今日紹介するカリフォルニア大学サンディエゴ校からの論文は、これらの新しいテクノロジーに、ゲノムシークエンシングで特定できる体細胞突然変異を組み合わせることで、脳に分布する各細胞の系譜を明らかにしようとした研究で、4月10日 Nature オンライン掲載された。タイトルは「Cell-type-resolved mosaicism reveals clonal dynamics of the human forebrain(細胞レベルで調べたモザイク性を用いて人間の前頭葉の神経細胞動態が明らかになった)」だ。

発生過程では細胞増殖が繰り返されるため、細胞内に突然変異が蓄積しやすい。変異は原則ランダムに起こるので、特定の変異を用いてその細胞に由来する子孫を定義することができる。すなわちすでにできあがった脳に存在する各神経細胞の由来を定義できる。このためには、まず系譜を特定できる突然変異を探索する必要がある。

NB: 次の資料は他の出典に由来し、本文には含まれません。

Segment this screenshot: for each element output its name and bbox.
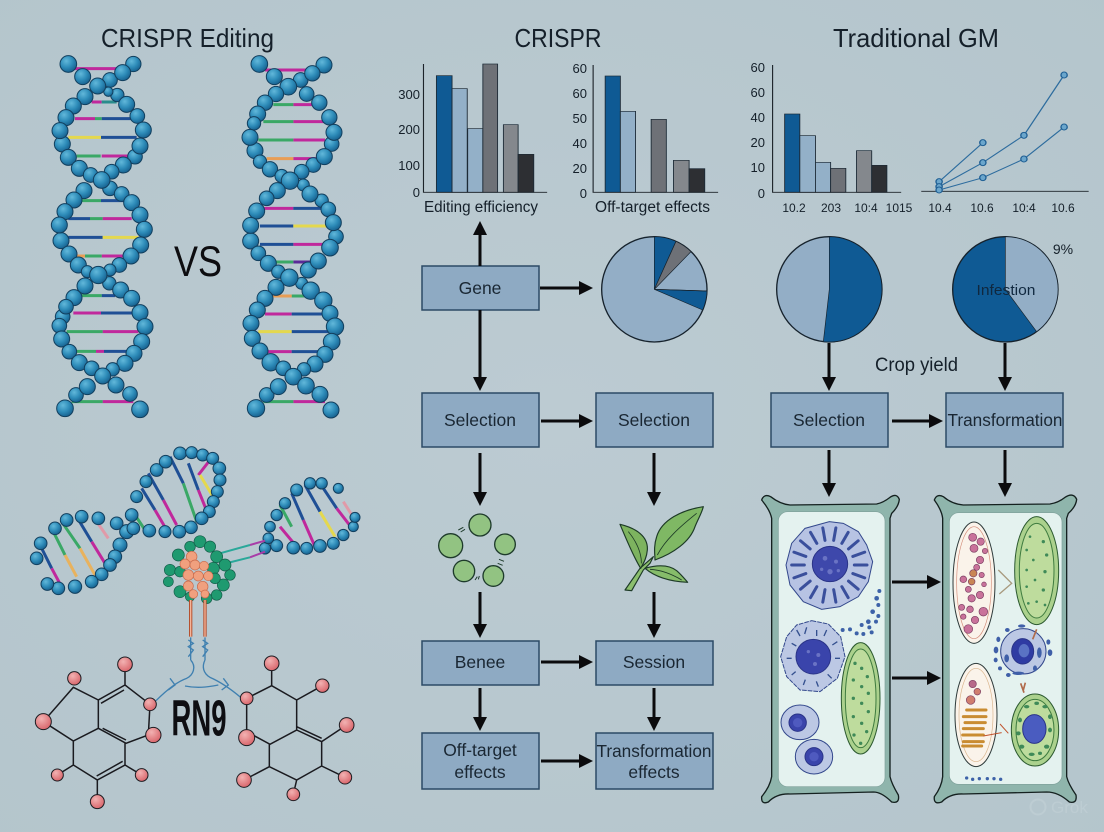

この研究ではDNAの保存状態がいい2人の保存死後脳各部分を集めて、300回を超える全ゲノム解析を行い、それぞれ287、789種類の変異が系譜の印として利用できることを特定している。

次いで、この系譜特定変異を、同じ組織からマーカー発現により分類した興奮神経細胞と、3種類(DLX1、TBR1、COUPTFII をそれぞれ発現する)抑制性神経に分けて、そこから増幅した DNA での系譜標識遺伝子を元に、各細胞の系譜関係を明らかにしている。また、実験によっては single cell レベルで、DNA と RNA を別々に解析し、細胞の種類を確認した DNA を用いて系譜関係を調べている。

簡単に述べてしまったが、それぞれのステップでの方法論だけでなく、ゲノム解析から標識遺伝子を元に系譜を作成するための深層学習モデル作成など、大変な実験だ。

もちろんすべての細胞の系譜を調べることはできないので、数百個の十分なデータがそろった細胞について、系譜解析を行っている。結果については以下に箇条書きでまとめる。

  1. 興奮神経は脳が形成されている過程で、ラディアルグリアと呼ばれる幹細胞から局所で形成されていることが知られている。事実、それぞれの領域での興奮神経細胞は同じ系譜に属することがわかるが、海馬の興奮神経細胞は、他の領域の興奮神経細胞から分離しており、発生の早い時期に運命が決定されている。
  2. 抑制神経ではこれまで終脳腹側幹細胞が移動してくると考えられていたが、興奮神経とともに脳背側、局所で発生するポピュレーションが存在している。これらは背側新皮質由来で、興奮神経と同じ由来で、それぞれ分化した後、それぞれの系列の子孫を作る。興奮神経と比べると、抑制精神系は局所でもより広い範囲へ分布できる。
  3. 背側由来の幹細胞は、前後軸に沿って移動して、そこで興奮神経と抑制性神経を発生させる幹細胞へ分化する。
  4. 大体6割ぐらいの抑制性神経が終脳腹側から移動して形成される。この中で、DLX1 陽性細胞とTBR1 陽性細胞は系譜が重複するが、CPUPTFII は別の系譜で、同じ幹細胞由来の子孫が皮質に広く広がっている。

以上が重要な結果で、マウスとは異なり、抑制精神系のかなりの部分が終脳腹側ではなく、興奮神経にも分化できる幹細胞が移動してきた局所で分化して発生することは、ヒトでの研究の重要性がよくわかる。それでもヒトで調べるのは大変なコストと労力が必要なのは間違いない。